My informant is a twenty-two year old student at USC. She is originally from Pennsylvania and came to LA to study screenwriting. As a writer, she makes it her business to be familiar with a variety of legendary creatures from different regions and cultures; she is ethnically Jewish.


“This is one of my favorites. There was that Angelina Jolie movie about it, and everything, but that kind of sucked (laughter) so I first heard this from my grandmother sometime in high school, just kind of like, a scary story or something. But I’ve done more research and the basic story shows up across a bunch of different cultures and whatnot. So basically, we think of fairies as like, Tinkerbell, right? Well in most old cultures, fairies were not that fucking benign. Like, at all. Fairies were these sort of horrendous creatures that would sneak into your house and steal your babies and drive you crazy. Like, parents would hang iron over their baby’s crib to keep fairies from getting in and taking their kids. This whole legend grew up around that idea; when people were wondering if their kid was their kid or the fairy replacement, they’d call them ‘changelings.’ Basically, what a fairy leaves behind to mimic your child while the real thing lives on in the fairy realm. Some stories say that these changeling kids were kind of brutal, monstrous little things, and others just say they’re sort of…off, I guess? There’s a lot of variety, which makes it a cool story to build stories off of, if that makes sense. A lot of wiggle room.”

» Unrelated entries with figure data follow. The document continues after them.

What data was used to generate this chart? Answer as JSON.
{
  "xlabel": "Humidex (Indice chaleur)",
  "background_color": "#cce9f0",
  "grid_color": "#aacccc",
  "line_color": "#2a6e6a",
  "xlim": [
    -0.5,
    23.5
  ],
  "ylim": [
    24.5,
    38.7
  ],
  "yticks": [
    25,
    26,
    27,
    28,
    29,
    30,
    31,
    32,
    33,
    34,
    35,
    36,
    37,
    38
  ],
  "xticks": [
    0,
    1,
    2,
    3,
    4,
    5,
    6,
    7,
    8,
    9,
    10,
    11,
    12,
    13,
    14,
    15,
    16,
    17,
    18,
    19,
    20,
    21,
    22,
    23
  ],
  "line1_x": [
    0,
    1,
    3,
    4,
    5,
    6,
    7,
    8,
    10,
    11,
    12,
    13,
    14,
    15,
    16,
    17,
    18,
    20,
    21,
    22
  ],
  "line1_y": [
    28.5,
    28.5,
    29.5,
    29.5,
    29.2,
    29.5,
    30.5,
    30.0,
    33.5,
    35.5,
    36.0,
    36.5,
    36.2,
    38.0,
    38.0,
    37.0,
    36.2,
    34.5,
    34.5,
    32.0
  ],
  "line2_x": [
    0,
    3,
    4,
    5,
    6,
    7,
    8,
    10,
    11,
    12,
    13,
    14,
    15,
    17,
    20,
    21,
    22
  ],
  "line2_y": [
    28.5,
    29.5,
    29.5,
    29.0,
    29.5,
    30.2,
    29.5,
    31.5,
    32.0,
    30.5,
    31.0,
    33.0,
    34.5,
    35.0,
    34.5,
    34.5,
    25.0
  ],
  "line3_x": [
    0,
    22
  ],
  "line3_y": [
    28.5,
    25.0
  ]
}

This legend seems almost mythic, in the sense that it’s a story that was created as a means of explaining and understanding the world around us. As Kieryn mentioned, the changeling story appears in a variety of different traditions; it appears here: and and elsewhere across print and digital resources. Nowadays, you hear stories about a child one day “changing” and becoming “someone else;” all of a sudden, an otherwise sweet baby grows disobedient or angry or difficult. We would usually go straight to an autism diagnosis or some other psychological explanation, but this offers a more spiritual explanation. According to one of the articles above, there were myths about how to have your child returned from the fairy world, many of which included torture. This story in particular speaks to mankind’s understanding and treatment of mental illness and disability.